Les Requins Marteaux

Les Requins Marteaux
Les Requins Marteaux, label de bande dessinée indé ? Pas uniquement ! Outre une production éditoriale exigeante, preuve en est le récent Pinocchio, Fauve d’or 2009 à Angoulême, ces foutraques œuvrent également dans le spectacle vivant et l’audiovisuel… Retour sur 18 ans d’activisme joyeux avec Marc Pichelin.

Quand et comment sont nés les Requins Marteaux ?
Marc Pichelin : les Requins Marteaux sont nés à Albi, dans le Tarn, en 1991. Après avoir fait du « fanzinat » Bernard Katou, Guillaume Guerse et moi avons eu envie de passer à des choses plus professionnelles, plus structurées. Nous avons donc monté une association qui fédérait divers artistes : auteurs de bande dessinée, musiciens… c’était assez ouvert. Nous nous sommes baptisés les Requins Marteaux, parce que nous ne voulions pas nous appeler l’Association des auteurs de BD d’Albi. Assez rapidement, le projet éditorial s’est distingué, et nous avons été, un peu à notre insu, parmi les premiers labels indépendants apparus au début des années 1990.

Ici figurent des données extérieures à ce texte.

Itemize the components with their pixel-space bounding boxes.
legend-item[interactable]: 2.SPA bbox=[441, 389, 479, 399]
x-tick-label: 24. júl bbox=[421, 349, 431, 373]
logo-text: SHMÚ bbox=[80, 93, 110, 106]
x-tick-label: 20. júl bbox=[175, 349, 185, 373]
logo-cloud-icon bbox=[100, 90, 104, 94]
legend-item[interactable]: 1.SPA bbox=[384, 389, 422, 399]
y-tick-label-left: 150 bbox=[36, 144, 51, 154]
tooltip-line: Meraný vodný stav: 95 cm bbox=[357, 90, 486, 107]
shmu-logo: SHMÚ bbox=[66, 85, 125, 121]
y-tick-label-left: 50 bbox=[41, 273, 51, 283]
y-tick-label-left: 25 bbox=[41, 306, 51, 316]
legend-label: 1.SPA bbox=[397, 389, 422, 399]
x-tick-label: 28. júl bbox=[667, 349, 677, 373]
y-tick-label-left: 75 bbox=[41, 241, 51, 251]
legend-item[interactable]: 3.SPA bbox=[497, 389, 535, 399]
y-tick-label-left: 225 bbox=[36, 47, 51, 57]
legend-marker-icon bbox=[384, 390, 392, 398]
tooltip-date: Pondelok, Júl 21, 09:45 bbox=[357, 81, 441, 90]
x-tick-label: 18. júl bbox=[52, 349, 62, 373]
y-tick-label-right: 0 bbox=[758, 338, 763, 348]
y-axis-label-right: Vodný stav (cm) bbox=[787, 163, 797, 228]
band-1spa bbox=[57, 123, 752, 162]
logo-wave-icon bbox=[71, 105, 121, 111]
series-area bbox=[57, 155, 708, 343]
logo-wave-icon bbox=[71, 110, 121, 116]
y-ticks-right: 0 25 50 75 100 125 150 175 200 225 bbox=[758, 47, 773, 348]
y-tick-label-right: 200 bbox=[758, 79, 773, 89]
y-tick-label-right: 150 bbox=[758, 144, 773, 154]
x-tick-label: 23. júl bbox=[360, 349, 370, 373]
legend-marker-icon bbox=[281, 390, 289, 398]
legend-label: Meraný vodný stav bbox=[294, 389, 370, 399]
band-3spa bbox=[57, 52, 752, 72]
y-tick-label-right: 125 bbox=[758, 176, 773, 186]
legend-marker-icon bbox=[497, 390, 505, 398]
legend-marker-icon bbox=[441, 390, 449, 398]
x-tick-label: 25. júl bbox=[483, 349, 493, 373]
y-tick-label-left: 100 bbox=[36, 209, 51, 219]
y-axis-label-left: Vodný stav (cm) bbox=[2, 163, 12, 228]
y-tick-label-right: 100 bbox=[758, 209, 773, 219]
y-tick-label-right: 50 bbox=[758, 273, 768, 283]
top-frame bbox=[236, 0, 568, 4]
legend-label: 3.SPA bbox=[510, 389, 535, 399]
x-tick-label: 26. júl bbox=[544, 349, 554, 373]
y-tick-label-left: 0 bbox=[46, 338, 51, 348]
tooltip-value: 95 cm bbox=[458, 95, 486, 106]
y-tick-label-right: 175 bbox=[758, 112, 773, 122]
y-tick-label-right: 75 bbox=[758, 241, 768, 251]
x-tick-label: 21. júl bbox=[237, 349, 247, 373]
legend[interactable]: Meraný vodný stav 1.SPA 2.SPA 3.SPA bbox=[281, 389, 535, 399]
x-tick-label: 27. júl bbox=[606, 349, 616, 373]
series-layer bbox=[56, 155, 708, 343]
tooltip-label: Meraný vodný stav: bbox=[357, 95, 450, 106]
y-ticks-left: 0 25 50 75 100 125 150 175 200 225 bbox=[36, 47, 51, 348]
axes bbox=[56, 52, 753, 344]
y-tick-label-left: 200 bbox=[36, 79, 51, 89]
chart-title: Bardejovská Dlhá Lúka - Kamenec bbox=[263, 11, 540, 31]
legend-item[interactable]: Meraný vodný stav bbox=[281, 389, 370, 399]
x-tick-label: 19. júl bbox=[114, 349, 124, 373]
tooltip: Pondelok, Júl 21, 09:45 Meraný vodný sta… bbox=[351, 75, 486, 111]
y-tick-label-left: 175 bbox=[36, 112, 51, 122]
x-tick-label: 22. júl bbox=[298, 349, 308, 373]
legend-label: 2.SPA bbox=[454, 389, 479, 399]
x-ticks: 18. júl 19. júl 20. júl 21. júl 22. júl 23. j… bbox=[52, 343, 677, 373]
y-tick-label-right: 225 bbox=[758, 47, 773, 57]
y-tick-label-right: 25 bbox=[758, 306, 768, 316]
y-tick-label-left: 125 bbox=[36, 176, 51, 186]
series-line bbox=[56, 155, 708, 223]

Avez-vous cherché à être édité par les magazines ou les éditeurs en place à l’époque ?
M. P. : la fin des années 1980, début 1990, reste une période un peu particulière ! Les magazines de bande dessinée s’étaient tous cassés la gueule et les maisons d’édition nous paraissaient appartenir à un monde très abstrait. Nous n’imaginions pas leur envoyer nos planches. A l’époque, nous n’avions que 20 ans et nous étions loin de tout ça…. En outre, notre génération avait conscience qu’elle pouvait s’autoproduire sans passer nécessairement par la création d’une maison d’édition, lourde à gérer.

Quel a été le premier ouvrage édité par les Requins Marteaux ? Et vous souvenez-vous de l’émotion ressentie lorsque vous l’avez tenu pour la première fois entre vos mains ?
M. P. : Ah ! oui ! Je m’en souviendrai toute ma vie ! Le premier ouvrage, José emmerde le monde, était un petit livre au format strip, que j’avais réalisé avec Guillaume Guerse, titulaire d’un CAP d’imprimeur offset. Nous nous étions procuré une petite machine offset que son école nous avait laissée pour 2000 francs. Après avoir avoir acheté le papier, nous avons imprimé le livre et l’avons ensuite façonné à la main. C’était une galère pas possible, mais c’était, du coup, particulièrement émouvant.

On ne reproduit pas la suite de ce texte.